Direktur Risiko PT Bank XYZ, Agus Santoso, menyatakan, “Kami terus memperbaiki sistem manajemen risiko dan melakukan pendekatan proaktif terhadap debitur yang berpotensi mengalami kesulitan pembayaran. Hal ini penting untuk menjaga kualitas portofolio kredit kami.”
Peran Teknologi dalam Mengelola Risiko Kredit
Selain strategi konvensional, penerapan teknologi finansial dan big data analytics juga mulai diterapkan oleh perbankan untuk memantau kesehatan kredit secara real time serta mengidentifikasi potensi risiko sejak dini.

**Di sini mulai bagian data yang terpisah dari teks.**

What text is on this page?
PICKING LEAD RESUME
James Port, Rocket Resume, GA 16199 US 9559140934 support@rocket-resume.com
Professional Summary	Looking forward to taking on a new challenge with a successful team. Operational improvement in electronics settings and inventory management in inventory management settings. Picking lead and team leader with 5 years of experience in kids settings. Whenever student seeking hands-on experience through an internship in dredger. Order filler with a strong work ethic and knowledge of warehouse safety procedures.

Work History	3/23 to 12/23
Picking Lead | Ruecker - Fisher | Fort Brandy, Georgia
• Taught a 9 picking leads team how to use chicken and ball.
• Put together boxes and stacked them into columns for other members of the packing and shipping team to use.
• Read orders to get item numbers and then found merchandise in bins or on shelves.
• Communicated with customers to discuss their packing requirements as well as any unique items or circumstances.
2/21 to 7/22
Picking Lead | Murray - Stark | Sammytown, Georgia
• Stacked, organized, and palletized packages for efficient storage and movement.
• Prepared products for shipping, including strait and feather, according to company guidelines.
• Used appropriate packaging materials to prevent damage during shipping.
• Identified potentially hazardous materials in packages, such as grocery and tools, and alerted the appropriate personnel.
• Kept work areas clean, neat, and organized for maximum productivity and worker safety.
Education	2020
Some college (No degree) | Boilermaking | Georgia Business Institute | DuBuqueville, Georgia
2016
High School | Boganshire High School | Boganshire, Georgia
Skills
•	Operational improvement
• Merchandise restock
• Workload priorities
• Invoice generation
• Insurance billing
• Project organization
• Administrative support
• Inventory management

Pengamat Teknologi Finansial, Linda Saraswati, mengungkapkan, “Pemanfaatan teknologi canggih sangat membantu bank dalam mengelola portofolio kredit secara lebih efisien dan mengurangi risiko kredit bermasalah.”
Prospek Industri Perbankan ke Depan
Meskipun terdapat tekanan pada kualitas aset, prospek industri perbankan Indonesia masih cukup optimis dengan dukungan pertumbuhan ekonomi domestik yang stabil serta kebijakan moneter yang kondusif.
Kepala Ekonom Bank ABC, Hendri Setiawan, mengatakan, “Sektor perbankan Indonesia masih memiliki ruang untuk tumbuh, namun kualitas aset harus terus dijaga agar fundamental industri tetap kuat dan mampu menopang pertumbuhan ekonomi nasional.”
Data OJK menunjukkan rasio NPL gross dan loan at risk mengalami kenaikan tipis, meski secara umum masih terkendali. Namun, perhatian khusus perlu diberikan kepada bank-bank dengan NPL di atas 5 persen untuk mencegah risiko sistemik dan menjaga kesehatan industri perbankan. Upaya pengawasan oleh OJK, peningkatan manajemen risiko oleh bank, serta pemanfaatan teknologi menjadi kunci dalam menjaga stabilitas dan daya tahan sektor perbankan ke depan.